Humble diving fins sped this scientist into history
National Geographic’s archive collects famous footwear—including these flippers worn by Sylvia Earle during some of her 8,000 hours under water.
They’re humble plastic-and-rubber dive fins, aged by hundreds of hours of exposure to salt water and sun—but they’ve been on great adventures. That’s because their owner is the barrier-breaking, record-setting oceanographer Sylvia Earle.

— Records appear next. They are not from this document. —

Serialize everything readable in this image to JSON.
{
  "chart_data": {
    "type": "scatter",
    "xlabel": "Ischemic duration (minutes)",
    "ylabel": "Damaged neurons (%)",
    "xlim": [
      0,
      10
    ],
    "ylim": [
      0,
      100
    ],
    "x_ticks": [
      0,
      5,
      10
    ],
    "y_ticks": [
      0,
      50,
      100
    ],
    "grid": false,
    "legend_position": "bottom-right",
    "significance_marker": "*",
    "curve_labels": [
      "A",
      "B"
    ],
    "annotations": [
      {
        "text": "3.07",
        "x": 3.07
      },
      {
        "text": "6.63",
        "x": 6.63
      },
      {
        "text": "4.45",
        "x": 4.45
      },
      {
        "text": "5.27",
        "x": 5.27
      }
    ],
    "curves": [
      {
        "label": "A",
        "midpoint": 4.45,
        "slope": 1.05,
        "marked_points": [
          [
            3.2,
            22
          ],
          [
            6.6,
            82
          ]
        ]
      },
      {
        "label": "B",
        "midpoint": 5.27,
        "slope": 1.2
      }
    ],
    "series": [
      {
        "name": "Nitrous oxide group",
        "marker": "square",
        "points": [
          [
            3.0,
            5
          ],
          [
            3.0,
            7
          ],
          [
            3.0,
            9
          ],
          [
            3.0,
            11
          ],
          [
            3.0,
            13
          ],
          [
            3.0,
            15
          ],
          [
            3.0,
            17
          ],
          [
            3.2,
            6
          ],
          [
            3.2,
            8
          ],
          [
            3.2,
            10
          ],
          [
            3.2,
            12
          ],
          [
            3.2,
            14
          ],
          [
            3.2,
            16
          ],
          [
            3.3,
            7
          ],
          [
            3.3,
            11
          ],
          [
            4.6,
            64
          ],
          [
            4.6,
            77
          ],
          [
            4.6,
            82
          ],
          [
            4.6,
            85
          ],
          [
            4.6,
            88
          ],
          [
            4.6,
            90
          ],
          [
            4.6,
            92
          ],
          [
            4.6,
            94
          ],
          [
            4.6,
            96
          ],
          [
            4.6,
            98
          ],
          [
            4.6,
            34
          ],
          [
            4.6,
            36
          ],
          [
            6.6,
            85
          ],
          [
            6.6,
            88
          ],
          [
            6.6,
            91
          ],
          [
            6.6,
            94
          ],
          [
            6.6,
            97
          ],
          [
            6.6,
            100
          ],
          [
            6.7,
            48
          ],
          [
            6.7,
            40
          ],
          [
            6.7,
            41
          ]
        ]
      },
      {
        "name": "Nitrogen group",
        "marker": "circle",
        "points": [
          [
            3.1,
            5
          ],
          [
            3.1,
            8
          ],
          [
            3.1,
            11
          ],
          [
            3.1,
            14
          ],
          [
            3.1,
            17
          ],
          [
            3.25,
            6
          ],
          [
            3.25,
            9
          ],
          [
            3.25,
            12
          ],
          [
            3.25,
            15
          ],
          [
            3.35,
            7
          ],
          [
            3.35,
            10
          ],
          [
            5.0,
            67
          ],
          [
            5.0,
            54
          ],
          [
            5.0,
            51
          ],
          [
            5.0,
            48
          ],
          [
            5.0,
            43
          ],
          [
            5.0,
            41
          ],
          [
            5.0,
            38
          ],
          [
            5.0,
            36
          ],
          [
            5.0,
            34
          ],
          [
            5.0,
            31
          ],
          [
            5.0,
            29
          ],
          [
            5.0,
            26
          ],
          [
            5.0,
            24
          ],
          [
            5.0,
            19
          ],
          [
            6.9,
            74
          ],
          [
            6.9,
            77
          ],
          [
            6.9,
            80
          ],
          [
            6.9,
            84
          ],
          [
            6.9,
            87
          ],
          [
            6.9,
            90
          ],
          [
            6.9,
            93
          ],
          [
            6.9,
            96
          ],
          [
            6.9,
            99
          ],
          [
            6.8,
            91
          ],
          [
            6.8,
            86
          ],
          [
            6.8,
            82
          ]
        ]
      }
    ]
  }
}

As a student of marine science in the 1950s, Earle adopted scuba equipment early on. She was the first woman to enter a lockout chamber of an underwater submersible (and was four months pregnant at the time); she led the first all-woman aquanaut team to live underwater for two weeks. In 1979 she descended 1,250 feet in a pressurized suit to walk on the ocean floor off Oahu, setting a record for the deepest dive made without a tether. On land Earle, a National Geographic explorer-in-residence, was the first woman to be chief scientist of the U.S. National Oceanic and Atmospheric Administration.
How many pairs of fins has Earle gone through in her decades of scientific research? No one has an exact count. Nowadays she prefers a more high-tech fin design, a type also favored by U.S. special forces. The military’s fins are black, though, while Earle’s are a luscious red. She calls them her “ruby flippers.”